Jock. Nerd. Holistic. Game theoretician. Can recite the alphabet backwards.
This entry was posted in Game Design and tagged , , , , , , , . Bookmark the permalink.

6 Responses to Greener Grass

  1. Doone says:

    I’m gonna give this game a try. Though it’s sad that your blog post told me more about the game than their site does. Not the first time I’ve seen this on a company’s site — they’re so eager to tell you about characters and abilities that no one describes exactly what it means to play the game.

  2. flosch says:

    I never dared trying out LoL. I heard bad, bad things about the community. I already don’t play PvP in other games because of the vitriolic community, and every time somebody talked about LoL, it sounded like the worst of them go there to celebrate their dark rituals of hate.

  3. Ahtchu says:

    @ Doone
    I think you have (yet again) uncovered great blog material /wink. It’s an interesting game, but given its own context.
    After reading your comment, and thinking about things for a bit, I realized LoL- made into an MMORPG- would be a game worth playing (esp considering Riot’s dedication to product). My skills at LoL are limited, mainly because I try to play champions like they would play in an MMO: dedication, immersion etc. Problem with this approach being, of course, at the end of each game wipes the slate. It is a game that would ‘reward’ ‘alts’ if viewed with an MMO lens. I don’t do alts 😉

    @ flosch
    I can’t say that LoL isn’t without its drawbacks (and the overall community feel gets a certain rap, that’s for sure). It is worth mentioning that tools to manage the vitriol are present (mid-game ignores for that obvious troll are so clutch), so perhaps another thing Riot is doing right?
    The purpose, of course, of the post wasn’t to advocate or plug LoL, but to examine how the features of the game, in a different genre, do so much right. Considering how much the MMO industry keeps copying a certain ‘money-printing’ game and failing at delivering quality gaming experience… there are other ‘money-printers’ that are worth copying, and applying to the MMO tileset.
    Thanks for stopping in.

  4. flosch says:

    You are right, there are a couple of interesting things in LoL. The tribunal really fascinates me. Especially because, if it works in a game with a community that has such a bad reputation, it should work everywhere. If the other parameters are similar. A tribunal for WoW’s dungeon finder; now that would be fun. I’d think hard about resubscribing just to serve on it. And then they shall fear my banhammer. 😀

  5. Kelindia says:

    I personally haven’t tried LoL yet. I read about the tribunal thing though and it’s kind of amazing the power it gives to gamers. Honestly though that kind of power of moderation is so high I’m really not sure what to make of it bad or good.

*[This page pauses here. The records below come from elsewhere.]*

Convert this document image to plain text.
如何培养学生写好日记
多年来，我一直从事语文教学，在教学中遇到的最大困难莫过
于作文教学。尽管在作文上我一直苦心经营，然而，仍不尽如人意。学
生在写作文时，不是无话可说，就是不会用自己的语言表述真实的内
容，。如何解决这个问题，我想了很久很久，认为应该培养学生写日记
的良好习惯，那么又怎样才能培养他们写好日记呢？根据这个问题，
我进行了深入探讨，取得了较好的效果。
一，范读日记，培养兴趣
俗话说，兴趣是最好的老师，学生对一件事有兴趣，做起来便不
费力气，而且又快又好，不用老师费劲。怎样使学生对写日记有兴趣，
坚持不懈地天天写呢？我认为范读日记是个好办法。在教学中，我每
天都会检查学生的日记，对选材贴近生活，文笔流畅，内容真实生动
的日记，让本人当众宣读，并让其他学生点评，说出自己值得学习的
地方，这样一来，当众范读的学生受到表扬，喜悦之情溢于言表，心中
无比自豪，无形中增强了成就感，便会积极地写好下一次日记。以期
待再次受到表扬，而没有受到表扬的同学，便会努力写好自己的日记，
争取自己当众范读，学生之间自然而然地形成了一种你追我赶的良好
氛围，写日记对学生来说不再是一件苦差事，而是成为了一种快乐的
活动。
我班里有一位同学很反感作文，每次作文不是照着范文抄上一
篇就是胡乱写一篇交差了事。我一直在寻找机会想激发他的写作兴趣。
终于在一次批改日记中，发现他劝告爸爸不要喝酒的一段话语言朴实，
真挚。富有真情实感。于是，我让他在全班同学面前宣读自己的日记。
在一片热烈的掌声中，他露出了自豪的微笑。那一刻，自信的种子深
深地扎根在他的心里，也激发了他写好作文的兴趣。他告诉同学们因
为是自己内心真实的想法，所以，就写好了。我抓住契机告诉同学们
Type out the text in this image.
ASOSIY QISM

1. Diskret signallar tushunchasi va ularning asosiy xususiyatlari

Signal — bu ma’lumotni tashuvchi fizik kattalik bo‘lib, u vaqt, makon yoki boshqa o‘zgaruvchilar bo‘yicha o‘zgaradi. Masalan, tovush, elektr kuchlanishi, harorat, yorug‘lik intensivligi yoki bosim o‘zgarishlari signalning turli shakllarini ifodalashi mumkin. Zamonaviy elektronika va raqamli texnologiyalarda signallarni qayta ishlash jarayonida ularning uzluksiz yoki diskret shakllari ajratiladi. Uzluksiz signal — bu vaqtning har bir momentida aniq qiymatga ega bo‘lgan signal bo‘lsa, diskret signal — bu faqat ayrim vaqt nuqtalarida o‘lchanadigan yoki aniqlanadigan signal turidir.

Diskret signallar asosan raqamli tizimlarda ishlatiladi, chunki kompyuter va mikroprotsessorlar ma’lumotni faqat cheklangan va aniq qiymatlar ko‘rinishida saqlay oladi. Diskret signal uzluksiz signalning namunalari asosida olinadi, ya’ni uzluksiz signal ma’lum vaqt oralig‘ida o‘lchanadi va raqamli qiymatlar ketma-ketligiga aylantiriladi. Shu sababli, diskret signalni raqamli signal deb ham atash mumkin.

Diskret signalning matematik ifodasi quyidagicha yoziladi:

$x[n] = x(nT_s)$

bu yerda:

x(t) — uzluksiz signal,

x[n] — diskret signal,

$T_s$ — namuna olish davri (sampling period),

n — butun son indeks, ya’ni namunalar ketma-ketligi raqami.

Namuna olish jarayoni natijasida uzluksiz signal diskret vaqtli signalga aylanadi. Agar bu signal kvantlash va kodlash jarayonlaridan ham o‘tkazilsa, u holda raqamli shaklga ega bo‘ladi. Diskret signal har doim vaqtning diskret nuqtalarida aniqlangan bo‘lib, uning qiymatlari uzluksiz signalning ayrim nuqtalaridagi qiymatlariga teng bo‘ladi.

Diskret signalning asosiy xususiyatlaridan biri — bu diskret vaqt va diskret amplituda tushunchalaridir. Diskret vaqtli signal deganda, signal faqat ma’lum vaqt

    Btw thanks for poking in and saying hi on my blog. First and only comment so far so thanks. There are more posts up so feel free to check them out. http://kelindiablog.blogspot.com/

  6. Ahtchu says:

    @ flosch
    It’s will be interesting to see where the LoL community is in 2 years. It’s not so much the situation in which one finds themselves, but the orientation that matters. Stopping by Riot’s forums and you’ll *immediately* witness a developer team in touch with their playerbase, participating in community events, promoting them etc. Showing involvement and trust is something that takes time to pay dividends, but as long as they keep on this track, I wonder if things will change on the grand scale. Really, you’re pitting a competitive game against a developer’s community desires, which are going to be in strong opposition most of the time.
    Why don’t we see the same level of involvement, of open-door transparency from the likes of Blizzard? Bioware? EA? And you can’t say that it’s because they have too many sheep to herd: Riot is smaller than most any other AAA studio and has a playerbase that SWTOR and even present-day WoW are jealous of.

    @ Kelindia
    Apologies for your comment not showing up immediately. WordPress flagged it as spam (perhaps because of the link and a first-time poster here).
    I’m not saying that the tribunal is a run-away success (although Riot claims it). It is, however, a concept that can (and should!) be examined by any online game developer. There are ways of increasing community control while maintaining desirable levels of moderation. Eric over at Elder Game has a great post on a similar topic, and I’ve linked to it in the past. I’d link it again but 1. it’s late and I’m tired and 2. the whole blog over there is a gem, better still to just get lost searching than in finding and leaving.
    I swung by again today to your blog. You’ve hammered out a lot of quality postings recently. Keep it up!